Cell Viability Assay
MTT (5 mg/mL) (BioFroxx) was used to measure cell viability. A 20-µL of MTT was added to cells and incubated for 2 h at 37 °C. Then, cells were incubated with 150 µL dimethyl sulfoxide (Sigma-Aldrich, St. Louis, MO, USA). The absorbance was measured at 490 nm with a microplate reader (Thermo Fisher Scientific, Waltham, MA, USA).
Flow Cytometry
An Annexin V-iFluor 488/propidium iodide (PI) Apoptosis Detection kit (CHAMOT, Shanghai, China) was used to detect apoptosis. The cells were reacted with Annexin V-iFluor 488 and PI for 15 min. Finally, the apoptosis level was measured using a BD Influx apparatus (BD Biosciences, San Diego, CA, USA).
ATP Content
ATP content was measured with an ATP assay kit (Beyotime). In short, cells and tissues were lysed and centrifuged. The chemiluminescence value of the supernatant was measured using a microplate reader (Thermo Fisher Scientific), and a standard curve was used to calculate the ATP content.
Mitochondrial Membrane Potential (MMP) Assay
MMP was measured using a JC-1 assay kit (Beyotime). Briefly, mitochondria were isolated from tissues with the tissue mitochondrial isolation kit. JC-1 staining solution was added to mitochondria, and the fluorescence intensity was detected at 485 nm excitation/590 nm emission on a microplate reader (Thermo Fisher Scientific). For cells, JC-1 staining solution was added to the cells and incubated for 20 min. The fluorescence intensity was detected on a fluorescence microscope (Nikon, Tokyo, Japan) after three washes.
Transmission Electron Microscopy (TEM)
The cells were digested and centrifuged at 1, 200 rpm for 10 min, and then gently fixed with glutaraldehyde. Mitochondria and autophagosomes were observed by TEM (Hitachi 7100, Tokyo, Japan).
Immunofluorescence Staining
Mitochondria were stained using Mito-Tracker Red CMXRos (Beyotime) for 30 min. Then, the cells were fixed with cold methanol for 5 min and permeabilized with 1% Triton X-100 (Beyotime) for 10 min. Thereafter, cells were blocked with 10% goat serum (Mengbio, Chongqing, China) for 1 h. Primary antibody was then added to the cells and incubated overnight at 4 °C. The secondary antibody (1:200, Abcam, #ab150077) was added to the cells and incubated at room temperature for 1 h. Finally, cells were incubated with DAPI (Servicebio, Wuhan, China) for 10 min, and the fluorescence intensity was observed on a fluorescence microscope (Nikon).
Neurological Deficits
To assess neurological deficits, 48 h after MCAO, a blinded researcher assessed each group of rats using the Zea-Longa[24] scoring system, as follows: 0 = no apparent damage, 1 = the contralateral forelimb cannot fully extend, 2 = flex to the opposite side and cannot extend, 3 = fall to the opposite side, 4 = unable to walk.
Infarct Area
The brain was frozen at −20 °C for 1 h, and then cut into coronal sections of 2 mm. The slices were placed into 2% 2,3,5-triphenyltetrazolium chloride (TTC, Sigma-Aldrich) for 30 min at 37 °C, and then fixed with 4% paraformaldehyde (Servicebio, Wuhan, China) overnight. The infarct area appeared white. Cerebral infarct area (%) = infarct area × 100/total area.

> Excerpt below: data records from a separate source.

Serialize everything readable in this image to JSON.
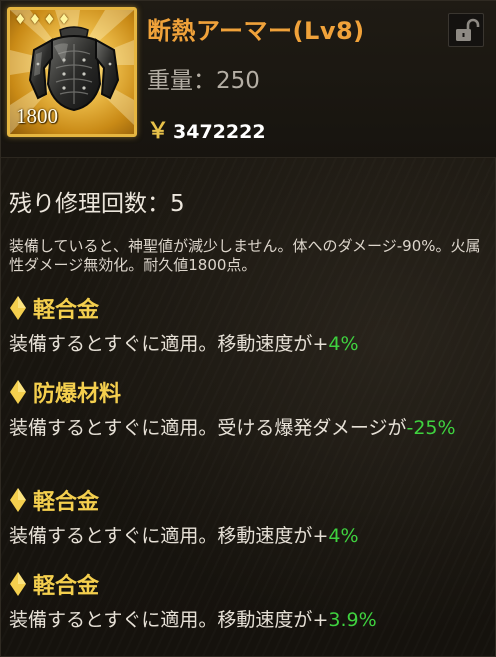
{
  "item": {
    "name": "断熱アーマー(Lv8)",
    "weight_label": "重量",
    "weight_separator": "：",
    "weight_value": "250",
    "currency_symbol": "￥",
    "price": "3472222",
    "durability": "1800",
    "rarity_symbols": [
      "♦",
      "♦",
      "♦",
      "♦"
    ],
    "icon": "body-armor-icon",
    "lock_icon": "unlock-icon"
  },
  "repair": {
    "label": "残り修理回数",
    "separator": "：",
    "value": "5"
  },
  "description": "装備していると、神聖値が減少しません。体へのダメージ-90%。火属性ダメージ無効化。耐久値1800点。",
  "abilities": [
    {
      "name": "軽合金",
      "text": "装備するとすぐに適用。移動速度が",
      "sign": "+",
      "value": "4%"
    },
    {
      "name": "防爆材料",
      "text": "装備するとすぐに適用。受ける爆発ダメージが",
      "sign": "-",
      "value": "25%"
    },
    {
      "name": "軽合金",
      "text": "装備するとすぐに適用。移動速度が",
      "sign": "+",
      "value": "4%"
    },
    {
      "name": "軽合金",
      "text": "装備するとすぐに適用。移動速度が",
      "sign": "+",
      "value": "3.9%"
    }
  ],
  "colors": {
    "frame_gold": "#e6b640",
    "title_orange": "#f0a23a",
    "ability_gold": "#f4cf4e",
    "positive_green": "#3fd23f"
  }
}
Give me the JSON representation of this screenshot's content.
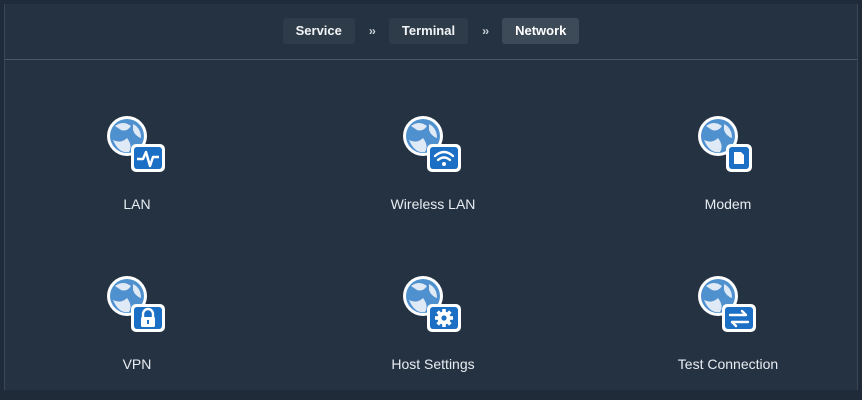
{
  "breadcrumb": {
    "items": [
      "Service",
      "Terminal",
      "Network"
    ],
    "separator": "››"
  },
  "tiles": [
    {
      "label": "LAN",
      "icon": "lan-icon"
    },
    {
      "label": "Wireless LAN",
      "icon": "wireless-lan-icon"
    },
    {
      "label": "Modem",
      "icon": "modem-icon"
    },
    {
      "label": "VPN",
      "icon": "vpn-icon"
    },
    {
      "label": "Host Settings",
      "icon": "host-settings-icon"
    },
    {
      "label": "Test Connection",
      "icon": "test-connection-icon"
    }
  ],
  "colors": {
    "background": "#253241",
    "badge": "#1b6fc4",
    "globe": "#4f90cf"
  }
}
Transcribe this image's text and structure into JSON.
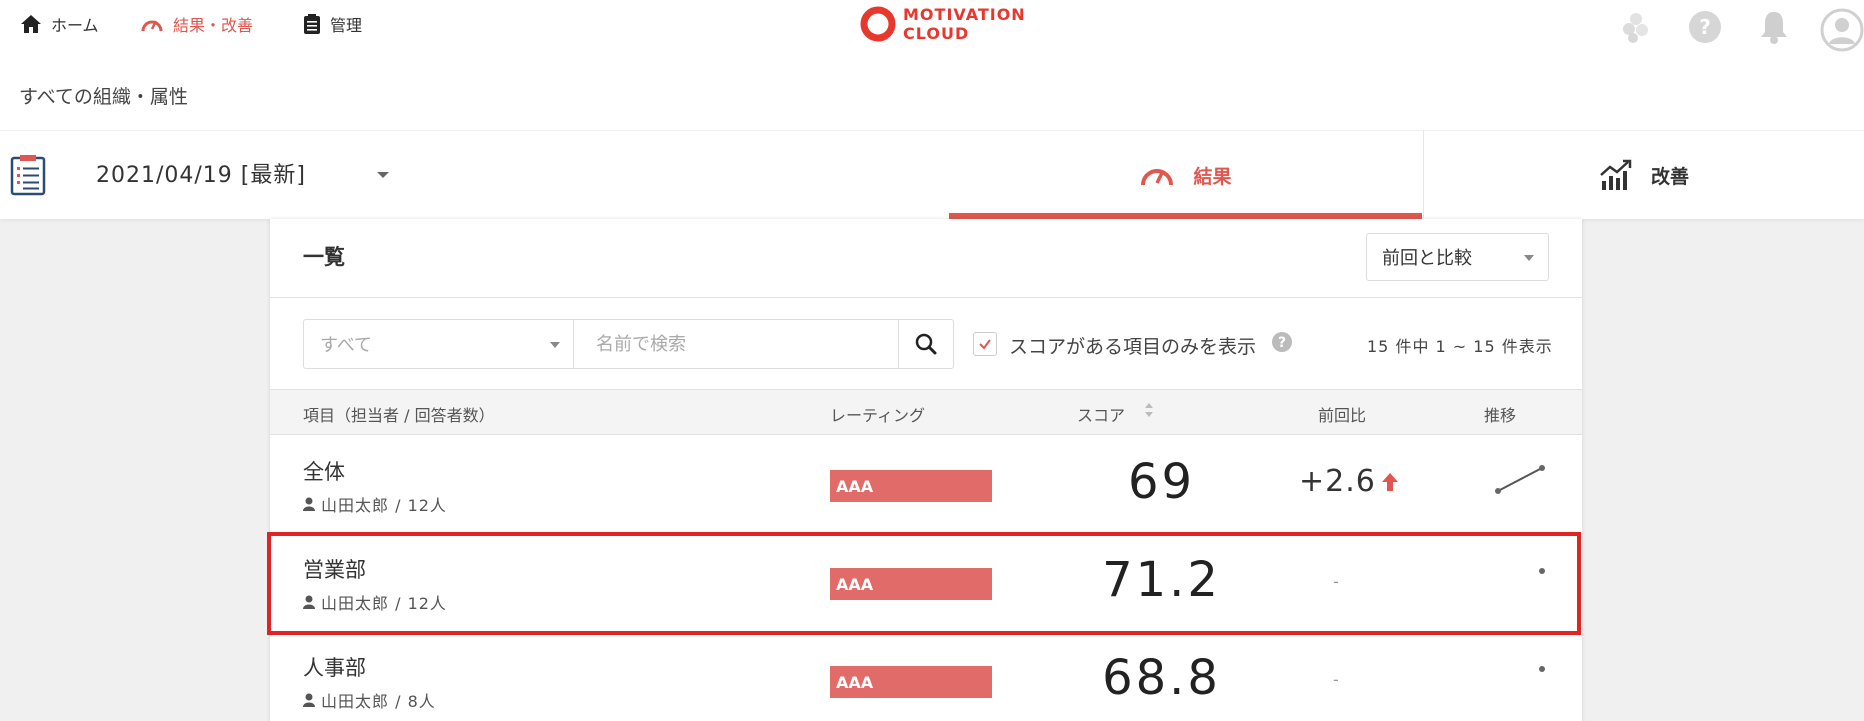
{
  "nav": {
    "home_label": "ホーム",
    "results_label": "結果・改善",
    "manage_label": "管理"
  },
  "logo": {
    "line1": "MOTIVATION",
    "line2": "CLOUD"
  },
  "top_icons": [
    "puzzle-icon",
    "help-icon",
    "bell-icon",
    "avatar-icon"
  ],
  "breadcrumb": "すべての組織・属性",
  "survey": {
    "date_label": "2021/04/19 [最新]"
  },
  "tabs": {
    "results": "結果",
    "improve": "改善"
  },
  "card": {
    "title": "一覧",
    "compare_label": "前回と比較"
  },
  "filters": {
    "category": "すべて",
    "search_placeholder": "名前で検索",
    "score_only_label": "スコアがある項目のみを表示",
    "score_only_checked": true,
    "result_count": "15 件中 1 ~ 15 件表示"
  },
  "table": {
    "headers": {
      "item": "項目（担当者 / 回答者数）",
      "rating": "レーティング",
      "score": "スコア",
      "diff": "前回比",
      "trend": "推移"
    },
    "rows": [
      {
        "name": "全体",
        "owner": "山田太郎 / 12人",
        "rating": "AAA",
        "score": "69",
        "diff": "+2.6",
        "trend": "line-up"
      },
      {
        "name": "営業部",
        "owner": "山田太郎 / 12人",
        "rating": "AAA",
        "score": "71.2",
        "diff": "-",
        "trend": "point"
      },
      {
        "name": "人事部",
        "owner": "山田太郎 / 8人",
        "rating": "AAA",
        "score": "68.8",
        "diff": "-",
        "trend": "point"
      }
    ]
  },
  "colors": {
    "accent": "#e0574f",
    "rating_bar": "#e06b69",
    "highlight": "#e02424",
    "logo": "#e8382e"
  }
}
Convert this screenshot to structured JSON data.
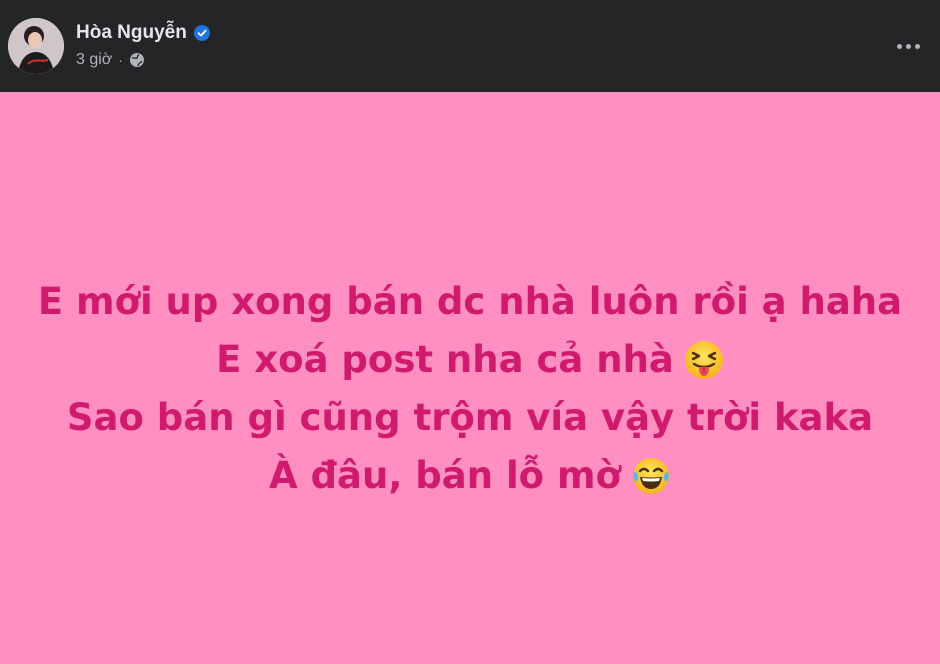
{
  "post": {
    "author_name": "Hòa Nguyễn",
    "verified": true,
    "time": "3 giờ",
    "separator": "·",
    "audience_icon": "globe-icon",
    "more_icon": "more-options-icon",
    "background_color": "#ff8fc0",
    "text_color": "#cf1a6e",
    "lines": [
      {
        "text": "E mới up xong bán dc nhà luôn rồi ạ haha",
        "emoji": ""
      },
      {
        "text": "E xoá post nha cả nhà",
        "emoji": "squinting-face-with-tongue-emoji"
      },
      {
        "text": "Sao bán gì cũng trộm vía vậy trời kaka",
        "emoji": ""
      },
      {
        "text": "À đâu, bán lỗ mờ",
        "emoji": "face-with-tears-of-joy-emoji"
      }
    ]
  }
}
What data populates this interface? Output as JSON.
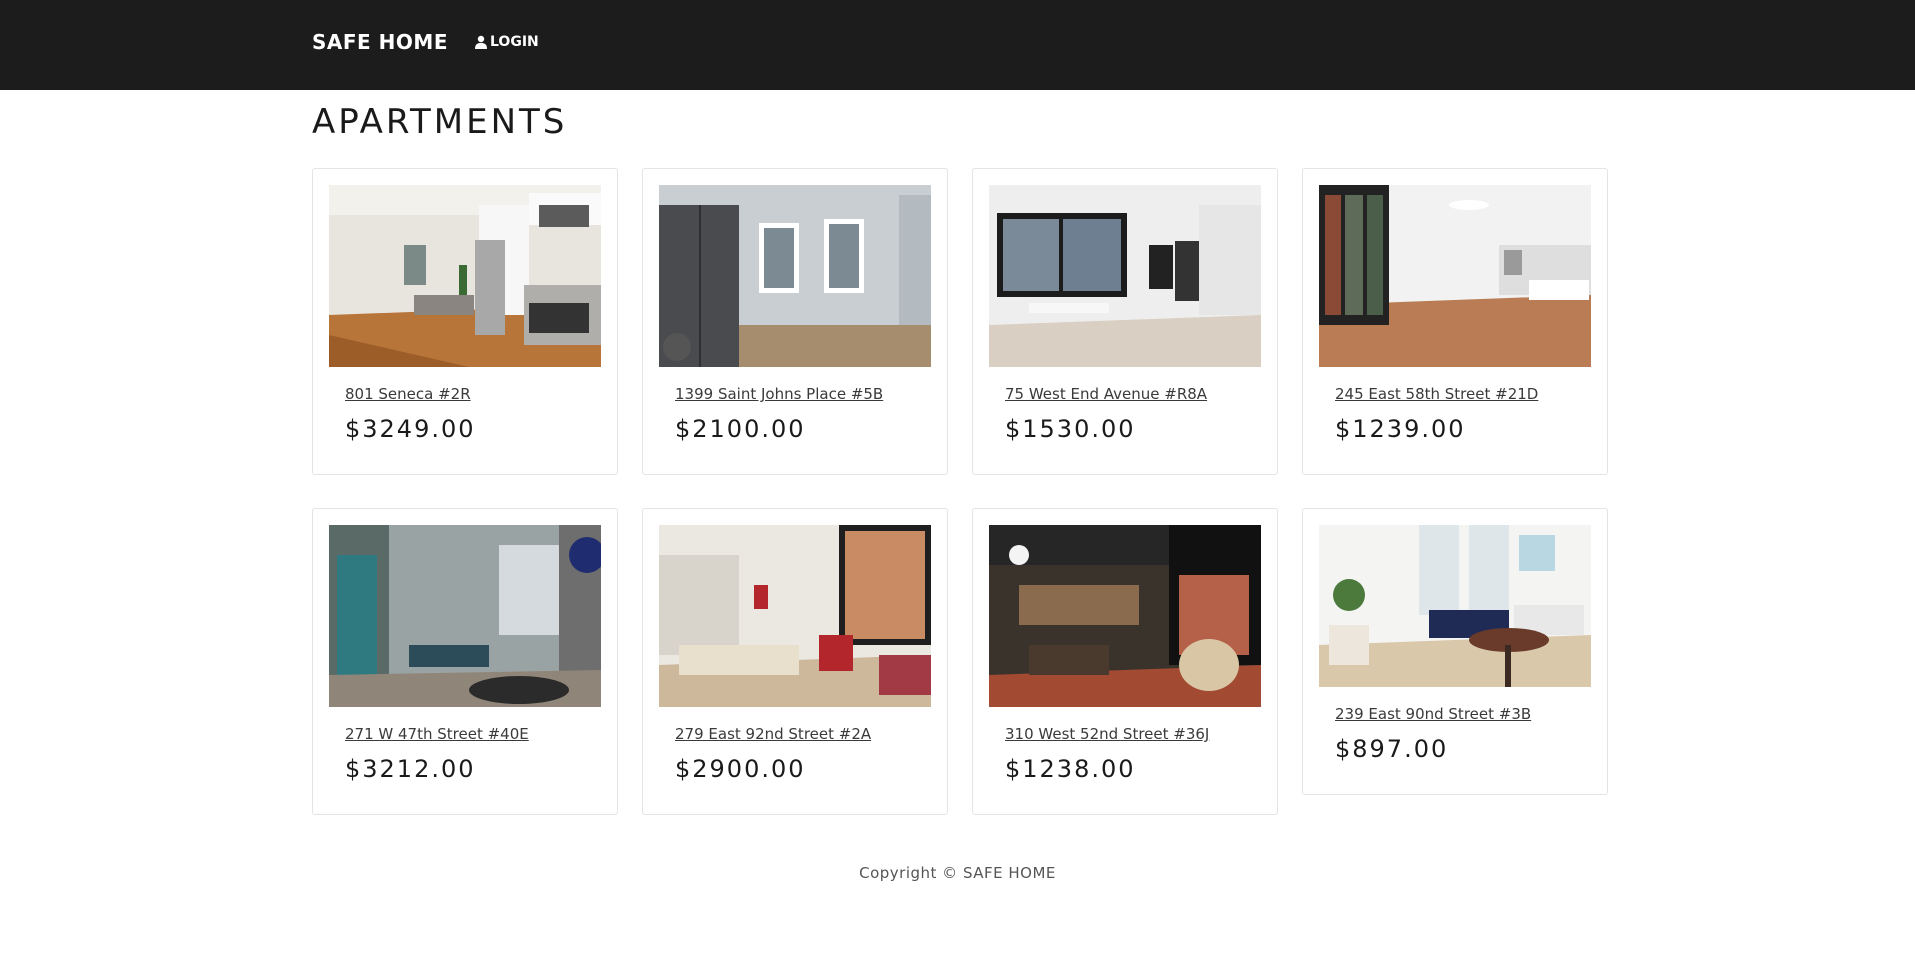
{
  "nav": {
    "brand": "SAFE HOME",
    "login_label": "LOGIN"
  },
  "page": {
    "title": "APARTMENTS"
  },
  "listings": [
    {
      "address": "801 Seneca #2R",
      "price": "$3249.00"
    },
    {
      "address": "1399 Saint Johns Place #5B",
      "price": "$2100.00"
    },
    {
      "address": "75 West End Avenue #R8A",
      "price": "$1530.00"
    },
    {
      "address": "245 East 58th Street #21D",
      "price": "$1239.00"
    },
    {
      "address": "271 W 47th Street #40E",
      "price": "$3212.00"
    },
    {
      "address": "279 East 92nd Street #2A",
      "price": "$2900.00"
    },
    {
      "address": "310 West 52nd Street #36J",
      "price": "$1238.00"
    },
    {
      "address": "239 East 90nd Street #3B",
      "price": "$897.00"
    }
  ],
  "footer": {
    "copyright": "Copyright © SAFE HOME"
  }
}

Hematoxylin-Eosin (HE) Staining
Forty-eight h after MCAO, rats were transcardially perfused with PBS and 4% paraformaldehyde (Servicebio). The whole brain was removed and fixed in 4% paraformaldehyde. The brain tissue was then paraffin-embedded, sectioned for HE staining, and photographed on a light microscope (Nikon). The damaged nuclei were pyknotic or vacuolated. Percentage of damaged cells (%) = number of damaged cells × 100/total number of cells[25].
Statistical Analysis
All data were analyzed with GraphPad Prism software (version 6.0) and expressed as mean ± SD. One-way ANOVA was used to compare the data. P < 0.05 indicated a significant difference.